In assessing cocoa leaf consumption, it should be remembered that cocaine is but one chemical among many of a vegetal complex with varied, pharmacological actions. The reputation of cocaine as a dangerous and disruptive drug among modern consumers sharply contrasts with the traditional and religious use of the cocoa leaf among South American indigenous and mestizo peoples.

 In the harsh and extreme environments of the Andes, mastication of the leaves for their mild stimulating and medicinal properties has shaped the plant spiritual roles as a bridge between the indigenous peoples and environments within the divine geography of the Andes (Davis 2009, 1996; Allen 2002).
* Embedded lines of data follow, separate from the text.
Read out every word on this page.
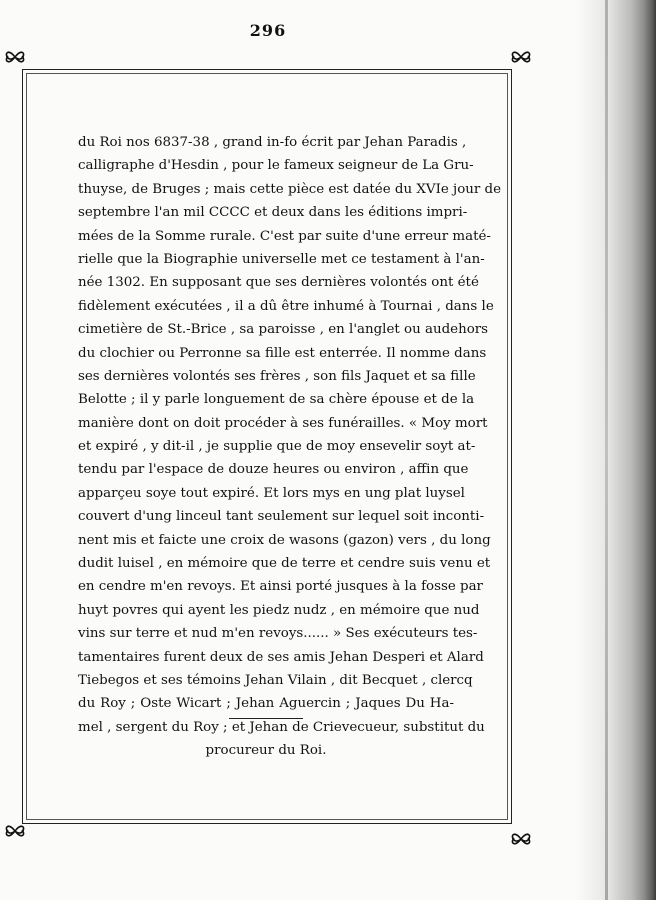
296
du Roi nos 6837-38 , grand in-fo écrit par Jehan Paradis ,
calligraphe d'Hesdin , pour le fameux seigneur de La Gru-
thuyse, de Bruges ; mais cette pièce est datée du XVIe jour de
septembre l'an mil CCCC et deux dans les éditions impri-
mées de la Somme rurale. C'est par suite d'une erreur maté-
rielle que la Biographie universelle met ce testament à l'an-
née 1302. En supposant que ses dernières volontés ont été
fidèlement exécutées , il a dû être inhumé à Tournai , dans le
cimetière de St.-Brice , sa paroisse , en l'anglet ou audehors
du clochier ou Perronne sa fille est enterrée. Il nomme dans
ses dernières volontés ses frères , son fils Jaquet et sa fille
Belotte ; il y parle longuement de sa chère épouse et de la
manière dont on doit procéder à ses funérailles. « Moy mort
et expiré , y dit-il , je supplie que de moy ensevelir soyt at-
tendu par l'espace de douze heures ou environ , affin que
apparçeu soye tout expiré. Et lors mys en ung plat luysel
couvert d'ung linceul tant seulement sur lequel soit inconti-
nent mis et faicte une croix de wasons (gazon) vers , du long
dudit luisel , en mémoire que de terre et cendre suis venu et
en cendre m'en revoys. Et ainsi porté jusques à la fosse par
huyt povres qui ayent les piedz nudz , en mémoire que nud
vins sur terre et nud m'en revoys...... » Ses exécuteurs tes-
tamentaires furent deux de ses amis Jehan Desperi et Alard
Tiebegos et ses témoins Jehan Vilain , dit Becquet , clercq
du Roy ; Oste Wicart ; Jehan Aguercin ; Jaques Du Ha-
mel , sergent du Roy ; et Jehan de Crievecueur, substitut du
procureur du Roi.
In more recent millennia, coca was adapted to the Amazon basin where it also became incorporated into creation stories of numerous tribes (Plowman 1986, Reichel-Dolmatoff 1971).

There are a number of scientific studies of the pharmacological and psychological effects of cocaine paste, cocaine hydrochloride, or cocaine base as compared with the chewing of cocoa leaf (see Weil 1981, Hurtado 2008). Modern research suggests that the potent psychoactive effects and personality disintegration of cocaine use has little relation to the complex and milder stimulant properties of cocoa chewing. Nutritional analysis of the cocoa leaf has documented numerous essential vitamins and minerals that add to this distinction.
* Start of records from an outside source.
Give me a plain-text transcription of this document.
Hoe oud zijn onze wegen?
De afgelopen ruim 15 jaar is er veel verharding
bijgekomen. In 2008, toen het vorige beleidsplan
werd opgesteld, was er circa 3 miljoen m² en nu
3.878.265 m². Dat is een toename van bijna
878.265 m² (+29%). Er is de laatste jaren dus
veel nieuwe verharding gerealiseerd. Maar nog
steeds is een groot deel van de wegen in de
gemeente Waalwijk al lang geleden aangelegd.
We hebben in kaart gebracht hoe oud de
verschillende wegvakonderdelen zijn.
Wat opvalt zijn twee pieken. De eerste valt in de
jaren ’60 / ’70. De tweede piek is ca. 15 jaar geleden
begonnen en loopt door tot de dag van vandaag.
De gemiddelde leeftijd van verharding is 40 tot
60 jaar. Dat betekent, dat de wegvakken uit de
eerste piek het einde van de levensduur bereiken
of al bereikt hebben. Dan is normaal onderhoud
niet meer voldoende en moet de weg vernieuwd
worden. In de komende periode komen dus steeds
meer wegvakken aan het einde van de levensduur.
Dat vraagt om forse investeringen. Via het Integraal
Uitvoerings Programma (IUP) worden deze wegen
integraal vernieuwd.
Today, even individuals who do not chew the leaves will commonly utilise them in folk medicine or religious ceremonies. Indeed, the overarching effects of cocoa consumption contradict the global anti-coca legislation embodied in the 1961 United Nations Single Convention on Narcotic Drugs. This legislation dates back to the 1950 UN Commission of Enquiry on the Coca Leaf, written at the high point of historical anti-coca fervour and founded upon biased and racist observational reports. 
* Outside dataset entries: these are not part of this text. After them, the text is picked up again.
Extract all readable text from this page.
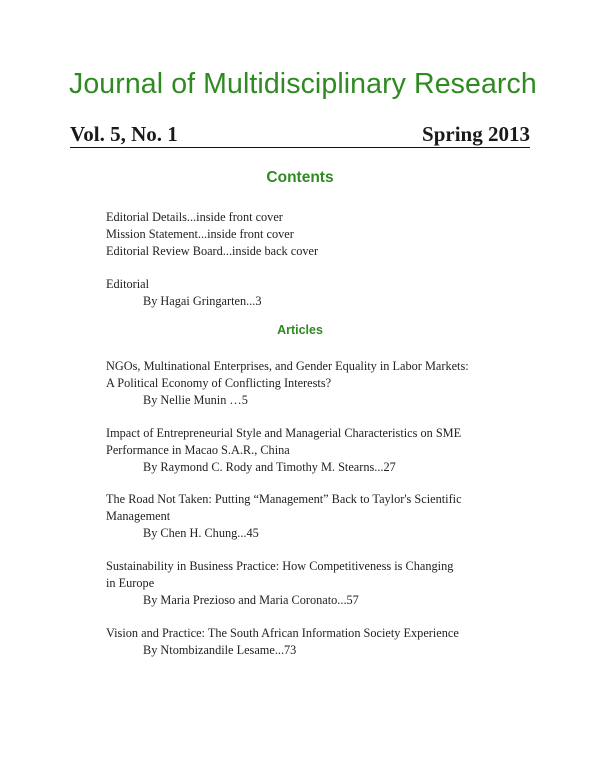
Journal of Multidisciplinary Research
Vol. 5, No. 1	Spring 2013
Contents
Editorial Details...inside front cover
Mission Statement...inside front cover
Editorial Review Board...inside back cover
Editorial
By Hagai Gringarten...3
Articles
NGOs, Multinational Enterprises, and Gender Equality in Labor Markets:
A Political Economy of Conflicting Interests?
By Nellie Munin …5
Impact of Entrepreneurial Style and Managerial Characteristics on SME
Performance in Macao S.A.R., China
By Raymond C. Rody and Timothy M. Stearns...27
The Road Not Taken: Putting “Management” Back to Taylor's Scientific
Management
By Chen H. Chung...45
Sustainability in Business Practice: How Competitiveness is Changing
in Europe
By Maria Prezioso and Maria Coronato...57
Vision and Practice: The South African Information Society Experience
By Ntombizandile Lesame...73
Today, cocoa leaf is still revered for its medicinal, nutritional and ceremonial uses by over five million South Americans, but it is also a political symbol of indigenous resistance to Western hegemony and a factor in the formal and informal economies of Bolivia, Peru, Colombia and beyond. While some culture groups maintain the ancient traditions that honor the sacred leaf and connections with their ancestors, others, under the spell of cocaine capitalism, unceremoniously dump the leaves into pits of toxic chemicals to extract its particularly lucrative alkaloid. Meanwhile the majority of cocoa leaf users are engrossed in their daily livelihoods and cultural practices as the global complexities and contradictions surrounding this tenacious plant continue to unfold.  In the spirit of previous important efforts to represent the state of current knowledge on cocoa leaf  (Leons and Sanabria 1997, Pacini and Franquemont 1986).

 

1.1   AIM OF THE STUDIES

The aim of this study is to evaluate the concentration of chemical elements in cocoa leave and its teas prepared by decoction, to better understand its nutrient value and toxicity with respect to the recommended daily intake.

1.2   OBJECTIVES OF THE STUDIES

To determine the level of chemical elements in cocoa leave using AAS and XRF.

To determine the level of chemical elements in filtrate of the decoction of cocoa leave.

To determine the level of chemical elements in residue of the decoction of cocoa leave

To determine the level of chemical element in dry sample of cocoa leave.